Exhibition July 25 − September 29, 2019
The Museum of Contemporary Art in Mexico City hosts an exhibition "Koloman Falcon and graphics in Mexico 1937 - 1941Artistic, ethnic and social aspects merge in the master's work. The main motive of his works was a man. In his works, the artist often depicted suffering, poverty and human pain. He created numerous woodcuts.

Koloman Sokol (1902 in Liptovsky Mikulas - 2003 in Tucson, Arizona) was one of the most prominent Slovak artists, graphic artists and illustrators. The founder of modern Slovak graphics. The master attended the private schools of Evgeny Kron in Kosice and Gustav Malley in Bratislava, as well as the Academy of Fine Arts in Prague.
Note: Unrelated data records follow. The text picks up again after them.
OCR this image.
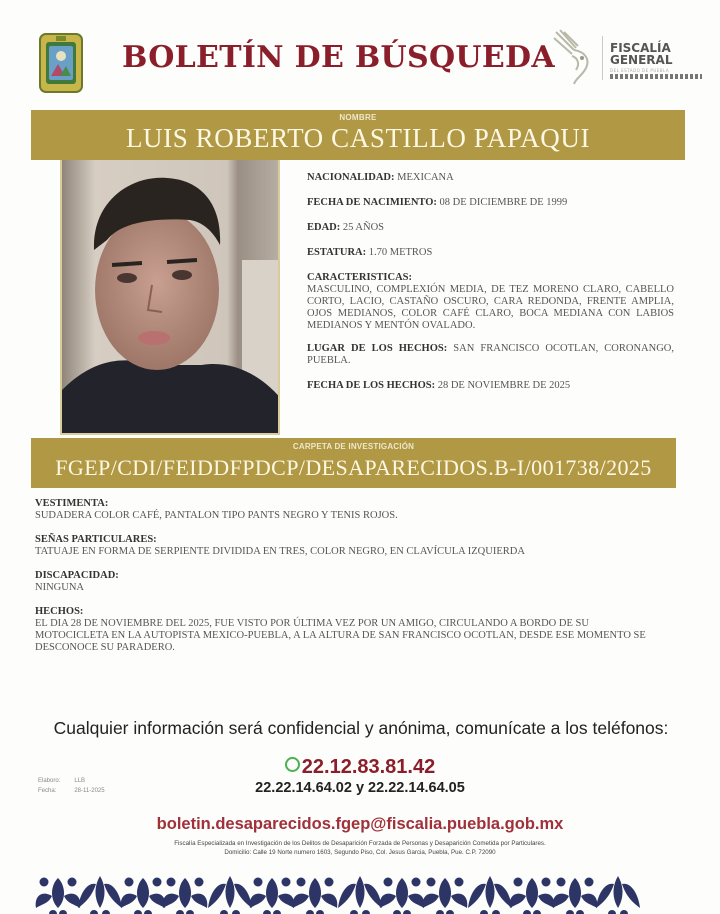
BOLETÍN DE BÚSQUEDA	FISCALÍA
GENERAL
DEL ESTADO DE PUEBLA
NOMBRE
LUIS ROBERTO CASTILLO PAPAQUI
NACIONALIDAD: MEXICANA
FECHA DE NACIMIENTO: 08 DE DICIEMBRE DE 1999
EDAD: 25 AÑOS
ESTATURA: 1.70 METROS
CARACTERISTICAS:
MASCULINO, COMPLEXIÓN MEDIA, DE TEZ MORENO CLARO, CABELLO CORTO, LACIO, CASTAÑO OSCURO, CARA REDONDA, FRENTE AMPLIA, OJOS MEDIANOS, COLOR CAFÉ CLARO, BOCA MEDIANA CON LABIOS MEDIANOS Y MENTÓN OVALADO.
LUGAR DE LOS HECHOS: SAN FRANCISCO OCOTLAN, CORONANGO, PUEBLA.
FECHA DE LOS HECHOS: 28 DE NOVIEMBRE DE 2025
CARPETA DE INVESTIGACIÓN
FGEP/CDI/FEIDDFPDCP/DESAPARECIDOS.B-I/001738/2025
VESTIMENTA:
SUDADERA COLOR CAFÉ, PANTALON TIPO PANTS NEGRO Y TENIS ROJOS.
SEÑAS PARTICULARES:
TATUAJE EN FORMA DE SERPIENTE DIVIDIDA EN TRES, COLOR NEGRO, EN CLAVÍCULA IZQUIERDA
DISCAPACIDAD:
NINGUNA
HECHOS:
EL DIA 28 DE NOVIEMBRE DEL 2025, FUE VISTO POR ÚLTIMA VEZ POR UN AMIGO, CIRCULANDO A BORDO DE SU MOTOCICLETA EN LA AUTOPISTA MEXICO-PUEBLA, A LA ALTURA DE SAN FRANCISCO OCOTLAN, DESDE ESE MOMENTO SE DESCONOCE SU PARADERO.
Cualquier información será confidencial y anónima, comunícate a los teléfonos:
22.12.83.81.42
22.22.14.64.02 y 22.22.14.64.05
Elaboro: LLB
Fecha:	28-11-2025
boletin.desaparecidos.fgep@fiscalia.puebla.gob.mx
Fiscalía Especializada en Investigación de los Delitos de Desaparición Forzada de Personas y Desaparición Cometida por Particulares.
Domicilio: Calle 19 Norte numero 1603, Segundo Piso, Col. Jesus Garcia, Puebla, Pue. C.P. 72090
In Czechoslovakia, he became a member of the Association of Czechoslovak graphic artists. After a short period of study in Paris, the author accepted an invitation from the Ministry of Culture and Education of Mexico for teaching. From 1937 to 1941, he became a professor of graphic methods at Esquella de las Artes del Libro and at the University of Mexico. From 1942 to 1946 he lived in New York, then returned to Slovakia, where he taught at the Slovak University of Technology and at Comen University. In 1948 he left for the United States. From the sixties he created a special symbolic and mythological style. Later he lived in Tucson, where he died at the age of one hundred years.